CBD is one of the many chemical compounds that is found in the cannabis plant—referred to as cannabis sativa. There are two primary parts of the plant that humans use. One is THC, or Delta-9-Tetrahydrocannabinol, and the other is CBD. Though they’re from the same plant, THC and CBD are quite different from each other.

Serpell MG, Notcutt W, Collin C. Sativex long-term use: an open-label trial in patients with spasticity due to multiple sclerosis. J Neurol 2013;260(1):285-95. View abstract.

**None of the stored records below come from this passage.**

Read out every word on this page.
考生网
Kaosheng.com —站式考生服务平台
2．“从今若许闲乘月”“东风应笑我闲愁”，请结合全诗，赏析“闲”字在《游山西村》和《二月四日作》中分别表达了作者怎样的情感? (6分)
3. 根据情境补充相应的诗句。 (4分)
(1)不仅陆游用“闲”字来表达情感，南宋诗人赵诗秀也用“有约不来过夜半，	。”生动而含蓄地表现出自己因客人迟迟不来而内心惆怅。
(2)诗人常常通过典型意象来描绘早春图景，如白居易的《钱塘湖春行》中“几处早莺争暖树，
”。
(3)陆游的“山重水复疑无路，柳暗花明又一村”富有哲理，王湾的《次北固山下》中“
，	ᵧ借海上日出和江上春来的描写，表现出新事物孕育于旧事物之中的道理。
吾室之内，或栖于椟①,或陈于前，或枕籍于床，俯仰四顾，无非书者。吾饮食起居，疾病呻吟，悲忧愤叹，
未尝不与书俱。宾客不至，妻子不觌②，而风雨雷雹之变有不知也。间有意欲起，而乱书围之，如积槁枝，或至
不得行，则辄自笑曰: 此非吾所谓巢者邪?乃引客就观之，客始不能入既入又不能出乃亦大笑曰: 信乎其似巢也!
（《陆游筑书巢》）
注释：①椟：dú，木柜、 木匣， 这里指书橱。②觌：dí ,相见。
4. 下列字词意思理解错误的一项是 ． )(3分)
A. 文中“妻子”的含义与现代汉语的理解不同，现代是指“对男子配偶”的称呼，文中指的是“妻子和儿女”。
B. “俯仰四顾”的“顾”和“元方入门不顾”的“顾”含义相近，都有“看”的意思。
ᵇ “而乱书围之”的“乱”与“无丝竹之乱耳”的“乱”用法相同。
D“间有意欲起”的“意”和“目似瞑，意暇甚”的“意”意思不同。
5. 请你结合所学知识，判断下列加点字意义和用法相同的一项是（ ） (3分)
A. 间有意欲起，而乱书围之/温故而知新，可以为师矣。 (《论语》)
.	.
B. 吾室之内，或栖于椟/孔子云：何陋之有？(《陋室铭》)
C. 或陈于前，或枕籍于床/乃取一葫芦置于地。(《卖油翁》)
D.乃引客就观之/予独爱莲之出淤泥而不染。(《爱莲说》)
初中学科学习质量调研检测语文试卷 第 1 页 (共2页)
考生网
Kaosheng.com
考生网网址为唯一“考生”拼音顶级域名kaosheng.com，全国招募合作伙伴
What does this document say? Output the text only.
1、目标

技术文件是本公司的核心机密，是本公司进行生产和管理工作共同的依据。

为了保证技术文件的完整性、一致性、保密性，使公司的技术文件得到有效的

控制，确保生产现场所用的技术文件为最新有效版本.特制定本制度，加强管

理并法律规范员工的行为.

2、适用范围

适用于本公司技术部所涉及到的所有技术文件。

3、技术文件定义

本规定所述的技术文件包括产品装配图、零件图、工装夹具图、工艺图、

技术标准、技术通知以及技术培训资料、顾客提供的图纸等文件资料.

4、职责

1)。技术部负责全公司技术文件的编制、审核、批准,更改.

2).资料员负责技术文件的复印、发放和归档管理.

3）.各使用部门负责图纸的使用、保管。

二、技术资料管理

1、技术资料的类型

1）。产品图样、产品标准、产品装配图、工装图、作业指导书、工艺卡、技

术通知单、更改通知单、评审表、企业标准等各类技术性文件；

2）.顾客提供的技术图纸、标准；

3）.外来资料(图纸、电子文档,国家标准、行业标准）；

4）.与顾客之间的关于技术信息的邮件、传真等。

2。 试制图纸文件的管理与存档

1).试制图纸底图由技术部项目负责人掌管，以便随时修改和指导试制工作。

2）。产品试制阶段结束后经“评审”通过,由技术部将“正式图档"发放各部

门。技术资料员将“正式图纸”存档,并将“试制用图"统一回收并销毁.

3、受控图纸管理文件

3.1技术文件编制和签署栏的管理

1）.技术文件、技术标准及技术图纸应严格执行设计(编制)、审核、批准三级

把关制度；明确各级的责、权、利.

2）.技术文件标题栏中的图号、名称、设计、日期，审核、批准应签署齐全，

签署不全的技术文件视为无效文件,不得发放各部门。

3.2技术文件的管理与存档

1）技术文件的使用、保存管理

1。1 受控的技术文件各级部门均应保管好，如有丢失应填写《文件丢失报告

Iuvone T, Esposito G, De Filippis D, et al. Cannabidiol: a promising new drug for neurodegenerative disorders? CNS Neurosci Ther 2009;15(1):65-75. View abstract.

Uses & Effectiveness ?

Leighty EG, Fentiman AF Jr, Foltz RL. Long-retained metabolites of delta9- and delta8-tetrahydrocannabinols identified as novel fatty acid conjugates. Res Commun Chem Pathol Pharmacol 1976;14(1):13-28. View abstract.

Novotna A, Mares J, Ratcliffe S, et al. A randomized, double-blind, placebo-controlled, parallel-group, enriched-design study of nabiximols* (Sativex), as add-on therapy, in subjects with refractory spasticity cause by multiple sclerosis. Eur J Neurol 2011;18(9):1122-31. View abstract.

Yadav V, Bever C Jr, Bowen J, et al. Summary of evidence-based guideline: complementary and alternative medicine in multiple sclerosis: report of the guideline development subcommittee of the American Academy of Neurology. Neurology. 2014;82(12):1083-92. View abstract.